Reşit Kibar’ın öldürüldüğü saldırıdaki yaralı ve tanık anlatımlarına göre jandarma saldırının gerçekleştiği yere ihbardan birkaç dakika sonra geldi. Ancak birkaç dakika mesafede bir jandarma karakolu bulunmuyordu. Jandarma nasıl bu kadar çabuk gelebildi? Saldırıyı önceden haber almış ve saldırının yaşandığı yere yakın bir mesafede mi bekliyordu?
Artvin Cankurtaran’da ağaç kesimine engel olmak istersen silahlı saldırıda yaşamını yitiren Reşit Kibar’ın dosyası hakkında gizlilik kararı alındı.
Yaralı ve tanıklar olaya dair anlatımlarında Muhammet Ustabaş’ın silah çekmesinin ardından jandarmaya haber verdiklerini fakat olay yerine sadece iki sivil jandarma geldiğini ifade etmişti. Anlatımlara göre jandarma saldırının gerçekleştiği yere ihbardan birkaç dakika sonra geldi. Ancak birkaç dakika mesafede bir jandarma karakolu bulunmuyordu.
Dosyadaki gizlilik kararı jandarmaya dair şu soruları yanıtsız bıraktı:
Saldırıda yaralananların ve orada bulunan tanıkların anlatımına göre saldırı şöyle gerçekleşti:
Fikret Merttürk ve Muhammet Ustabaş, köylülerin ormanlık alana geleceklerini bilerek araçlarını çekmişlerdi ve bekliyorlardı.
Köylüler geldiğinde ağaç kesimine itiraz etti.

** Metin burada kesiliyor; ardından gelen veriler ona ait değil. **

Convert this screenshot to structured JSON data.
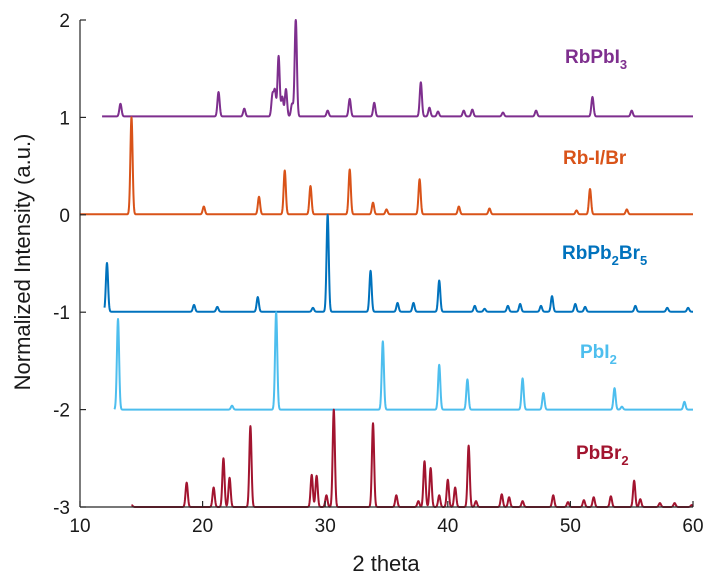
{
  "chart_data": {
    "type": "line",
    "title": "",
    "xlabel": "2 theta",
    "ylabel": "Normalized Intensity (a.u.)",
    "xlim": [
      10,
      60
    ],
    "ylim": [
      -3,
      2
    ],
    "xticks": [
      "10",
      "20",
      "30",
      "40",
      "50",
      "60"
    ],
    "yticks": [
      "-3",
      "-2",
      "-1",
      "0",
      "1",
      "2"
    ],
    "grid": false,
    "legend": "inline labels at the right of each trace",
    "series": [
      {
        "label_main": "RbPbI",
        "label_sub": "3",
        "label_tail": "",
        "color": "#7E2F8E",
        "offset": 1,
        "x_range": [
          11.8,
          60
        ],
        "baseline": 0.01,
        "peaks": [
          [
            13.3,
            0.13
          ],
          [
            21.3,
            0.25
          ],
          [
            23.4,
            0.08
          ],
          [
            25.7,
            0.22
          ],
          [
            25.9,
            0.26
          ],
          [
            26.2,
            0.62
          ],
          [
            26.5,
            0.2
          ],
          [
            26.8,
            0.28
          ],
          [
            27.3,
            0.13
          ],
          [
            27.6,
            1.0
          ],
          [
            30.2,
            0.06
          ],
          [
            32.0,
            0.18
          ],
          [
            34.0,
            0.14
          ],
          [
            37.8,
            0.35
          ],
          [
            38.5,
            0.09
          ],
          [
            39.2,
            0.05
          ],
          [
            41.3,
            0.06
          ],
          [
            42.0,
            0.07
          ],
          [
            44.5,
            0.04
          ],
          [
            47.2,
            0.06
          ],
          [
            51.8,
            0.2
          ],
          [
            55.0,
            0.06
          ]
        ]
      },
      {
        "label_main": "Rb-I/Br",
        "label_sub": "",
        "label_tail": "",
        "color": "#D95319",
        "offset": 0,
        "x_range": [
          10,
          60
        ],
        "baseline": 0.005,
        "peaks": [
          [
            14.2,
            1.0
          ],
          [
            20.1,
            0.08
          ],
          [
            24.6,
            0.18
          ],
          [
            26.7,
            0.45
          ],
          [
            28.8,
            0.29
          ],
          [
            32.0,
            0.46
          ],
          [
            33.9,
            0.12
          ],
          [
            35.0,
            0.05
          ],
          [
            37.7,
            0.36
          ],
          [
            40.9,
            0.08
          ],
          [
            43.4,
            0.06
          ],
          [
            50.5,
            0.04
          ],
          [
            51.6,
            0.26
          ],
          [
            54.6,
            0.05
          ]
        ]
      },
      {
        "label_main": "RbPb",
        "label_sub": "2",
        "label_tail": "Br",
        "label_sub2": "5",
        "color": "#0072BD",
        "offset": -1,
        "x_range": [
          12,
          60
        ],
        "baseline": 0.005,
        "peaks": [
          [
            12.2,
            0.5
          ],
          [
            19.3,
            0.07
          ],
          [
            21.2,
            0.05
          ],
          [
            24.5,
            0.15
          ],
          [
            29.0,
            0.04
          ],
          [
            30.2,
            1.0
          ],
          [
            33.7,
            0.42
          ],
          [
            35.9,
            0.09
          ],
          [
            37.2,
            0.09
          ],
          [
            39.3,
            0.32
          ],
          [
            42.2,
            0.06
          ],
          [
            43.0,
            0.03
          ],
          [
            44.9,
            0.06
          ],
          [
            45.9,
            0.08
          ],
          [
            47.6,
            0.06
          ],
          [
            48.5,
            0.16
          ],
          [
            50.4,
            0.08
          ],
          [
            51.2,
            0.05
          ],
          [
            55.3,
            0.06
          ],
          [
            57.9,
            0.04
          ],
          [
            59.6,
            0.04
          ]
        ]
      },
      {
        "label_main": "PbI",
        "label_sub": "2",
        "label_tail": "",
        "color": "#4DBEEE",
        "offset": -2,
        "x_range": [
          12.8,
          60
        ],
        "baseline": 0.0,
        "peaks": [
          [
            13.1,
            0.93
          ],
          [
            22.4,
            0.04
          ],
          [
            26.0,
            1.0
          ],
          [
            34.7,
            0.7
          ],
          [
            39.3,
            0.46
          ],
          [
            41.6,
            0.31
          ],
          [
            46.1,
            0.32
          ],
          [
            47.8,
            0.17
          ],
          [
            53.6,
            0.22
          ],
          [
            54.2,
            0.03
          ],
          [
            59.3,
            0.08
          ]
        ]
      },
      {
        "label_main": "PbBr",
        "label_sub": "2",
        "label_tail": "",
        "color": "#A2142F",
        "offset": -3,
        "x_range": [
          14.2,
          60
        ],
        "baseline": 0.0,
        "peaks": [
          [
            14.2,
            0.02
          ],
          [
            18.7,
            0.25
          ],
          [
            20.9,
            0.2
          ],
          [
            21.7,
            0.5
          ],
          [
            22.2,
            0.3
          ],
          [
            23.9,
            0.83
          ],
          [
            28.9,
            0.33
          ],
          [
            29.3,
            0.32
          ],
          [
            30.1,
            0.12
          ],
          [
            30.7,
            1.0
          ],
          [
            33.9,
            0.86
          ],
          [
            35.8,
            0.12
          ],
          [
            37.6,
            0.06
          ],
          [
            38.1,
            0.47
          ],
          [
            38.6,
            0.4
          ],
          [
            39.3,
            0.12
          ],
          [
            40.0,
            0.28
          ],
          [
            40.6,
            0.2
          ],
          [
            41.7,
            0.63
          ],
          [
            42.3,
            0.06
          ],
          [
            44.4,
            0.13
          ],
          [
            45.0,
            0.1
          ],
          [
            46.1,
            0.06
          ],
          [
            48.6,
            0.12
          ],
          [
            49.8,
            0.05
          ],
          [
            51.1,
            0.07
          ],
          [
            51.9,
            0.1
          ],
          [
            53.3,
            0.11
          ],
          [
            55.2,
            0.27
          ],
          [
            55.7,
            0.08
          ],
          [
            57.3,
            0.04
          ],
          [
            58.5,
            0.04
          ],
          [
            59.9,
            0.02
          ]
        ]
      }
    ]
  }
}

Bu sırada kısa süreli bir arbede yaşandı. Arbede sırasında Fikret Merttürk telefonla birini arayarak “Buralar karıştı, ne yapmamızı istiyorsunuz?” dedi. Hemen akabinde Muhammet Ustabaş, Fikret Merttürk’e ait olan aracın içinden yine Fikret Merttürk’e ait olan silahı aldı. Köylüler Ustabaş’a “Bizi mi vuracaksın?” dediğinde Fikret Merttürk “Silah benim, ben kime istersem ona sıkar” diye cevap verdi.
Bu süre zarfında köylüler jandarmaya da haber vererek kendilerine yönelik saldırı olduğunu belirtip ihbarda bulundu. Fakat olay yerine sadece iki sivil jandarma geldi. Onlar da saldırı boyunca araçlarından aşağı inmedi.
Yaralı ve tanıkların anlatımına göre Muhammet Ustabaş, hedef gözeterek ateş etmeye başladı. Önce Reşit Kibar vurularak yere yığıldı. Kibar’ın yere yığılmasının ardından Ustabaş, Kibar’a ateş etmeye devam etti. Akabinde diğer köylüleri de yaraladı. O sırada orada bulunan Dursun Ali Koyuncu ve Murat Koyuncu’ya sıra geldiğinde ise mermi bitmesi ya da tutukluk meydana gelmesi sebebiyle vuramadı.
Köylüler Reşit Kibar’ı hastaneye götürmek için jandarmaya “Ambulans yetişemez, sizin araçla götürelim” dediğinde ise jandarma hiçbir şey söylemeden aracıyla uzaklaştı.
Daha sonra yaralılar köylülerin imkanlarıyla Hopa Devlet Hastanesi’ne kaldırılsa da Reşit Kibar tüm müdahalelere rağmen kurtarılamadı.